Continua la protesta delle comunità del Senegal e del Bangladesh, organizzato per il prossimo 12 giugno, dalle 10 alle 20, un nuovo presidio sotto la sede del Comune di Salerno. La richiesta è sempre la stessa: un nuovo spazio dove poter svolgere il proprio mercatino etnico. Nulla è cambiato infatti dopo il corteo dello scorso 8 maggio, l'amministrazione comunale non ha dato alcuna risposta concreta.

“Successivamente, i delegati delle rispettive comunità – si legge in una nota –  si recarono in Prefettura e furono ricevuti dal vicario, che promise loro di interessare il Prefetto. Sono passate ormai quattro settimane e dal Prefetto nessuna chiamata. E’ evidente che non c’è interesse a risolvere questa situazione. L’inadeguatezza e il mancato impegno delle istituzioni ci lascia senza parole.

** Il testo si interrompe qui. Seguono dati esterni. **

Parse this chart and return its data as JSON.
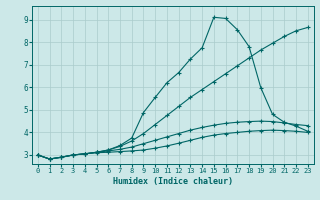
{
  "xlabel": "Humidex (Indice chaleur)",
  "bg_color": "#cce8e8",
  "grid_color": "#aacccc",
  "line_color": "#006666",
  "x_data": [
    0,
    1,
    2,
    3,
    4,
    5,
    6,
    7,
    8,
    9,
    10,
    11,
    12,
    13,
    14,
    15,
    16,
    17,
    18,
    19,
    20,
    21,
    22,
    23
  ],
  "line1": [
    3.0,
    2.82,
    2.9,
    3.0,
    3.05,
    3.1,
    3.12,
    3.15,
    3.18,
    3.22,
    3.3,
    3.4,
    3.52,
    3.65,
    3.78,
    3.88,
    3.95,
    4.0,
    4.05,
    4.08,
    4.1,
    4.08,
    4.05,
    4.0
  ],
  "line2": [
    3.0,
    2.82,
    2.9,
    3.0,
    3.05,
    3.12,
    3.18,
    3.25,
    3.35,
    3.5,
    3.65,
    3.8,
    3.95,
    4.1,
    4.22,
    4.32,
    4.4,
    4.45,
    4.48,
    4.5,
    4.48,
    4.42,
    4.35,
    4.3
  ],
  "line3": [
    3.0,
    2.82,
    2.9,
    3.0,
    3.05,
    3.12,
    3.22,
    3.38,
    3.62,
    3.95,
    4.35,
    4.75,
    5.15,
    5.55,
    5.9,
    6.25,
    6.6,
    6.95,
    7.3,
    7.65,
    7.95,
    8.25,
    8.5,
    8.65
  ],
  "line4": [
    3.0,
    2.82,
    2.9,
    3.0,
    3.05,
    3.12,
    3.22,
    3.42,
    3.75,
    4.88,
    5.55,
    6.2,
    6.65,
    7.25,
    7.75,
    9.1,
    9.05,
    8.55,
    7.8,
    5.98,
    4.8,
    4.45,
    4.28,
    4.05
  ],
  "ylim": [
    2.6,
    9.6
  ],
  "xlim": [
    -0.5,
    23.5
  ],
  "yticks": [
    3,
    4,
    5,
    6,
    7,
    8,
    9
  ],
  "xticks": [
    0,
    1,
    2,
    3,
    4,
    5,
    6,
    7,
    8,
    9,
    10,
    11,
    12,
    13,
    14,
    15,
    16,
    17,
    18,
    19,
    20,
    21,
    22,
    23
  ]
}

L’Amministrazione comunale continua a proporre il mercatino etnico di Lungomare Marconi e il parcheggio di via Calò come unica soluzione. Noi riteniamo che non si tratti di una soluzione capace di garantire di che vivere. E’ per questo – prosegue il comunicato delle due comunità  – che continueremo a manifestare con determinazione, ma non vogliamo che nessuno scambi la nostra lotta come un problema di ordine pubblico. Nessun lavoratore ambulante rappresenta un problema di ordine pubblico: i lavoratori non si devono trattare come dei criminali”.